Anyway, I think what we need to do is figure out which cars consume the most mileage, and target them. Screw the electric sports car, what about electric taxi cabs?
BTW ELM, what're your thoughts on the home kit plug-in-hybrids that people have been building? I mean, just the fact that the batteries weren't designed for this sort of purpose, so what happens with the lifespan/safety issues.
If I had my way, the ideal way to do it would be reengineer a hybrid to run at high speed with it's electric motor (which means you might have to slip a clutch into that beautiful planetary gear set, though I guess a park stop on the engine would work to) and then run a proper set of batteries down the middle of the car. Basically get it to run as a pure EV over day to day use. Bit of a weight problem in carrying the engine around regardless - the whole ideal situation there would probably end up being a series hybrid which isn't the best way to do things hybrid-wise (which is why the Prius is so good in the first place).

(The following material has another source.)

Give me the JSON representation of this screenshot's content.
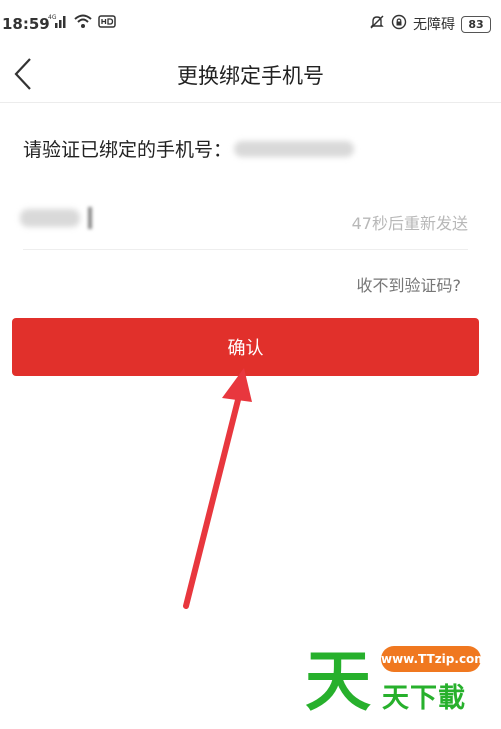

Of course, in my dream world we skip all that and just run inductive plating under the major roadways in the city so hybrid vehicles are grid powered everywhere except minor off roads.
I'm actually doing a project in one of my classes on Biofuels, and specifically, Ethanol. I've had a hard time coming up with solid numbers (i.e. X number of corn ears -> Y gallons of ethanol = Z gallons of gasoline), but one of the studies I saw from the CATO Institute was rather sad. They said that to power the entire U.S. fleet of automobiles on corn ethanol, we would need to convert all U.S. cropland to corn production, and add another 20% farmland on top of that. Never mind the fact that we're not longer producing anything but corn, but a lot of cropland can't even support corn. And, you know... we're burning our food.
My project was specifically supposed to be about Vermont (where I live), and whether corn ethanol would be feasible just within Vermont. Since there is relatively little cropland here that is workable into ethanol, the project would have been about 2 minutes of presentation, so I had to expand to the entire U.S.....
No, but I'm not Japanese.
cause they kill whales
The harder the rain, honey, the sweeter the sun.
Hydrogen combustion is another transition step, but I think that requires a completely re-designed tank in order to handle it safely.
Also, while corn burns a lot of fossil fuels, a lot of that is probably coal from power plants, and not actually oil. I'm only guessing, though. But it would be nice if we could at least switch up the farm equipment to electric.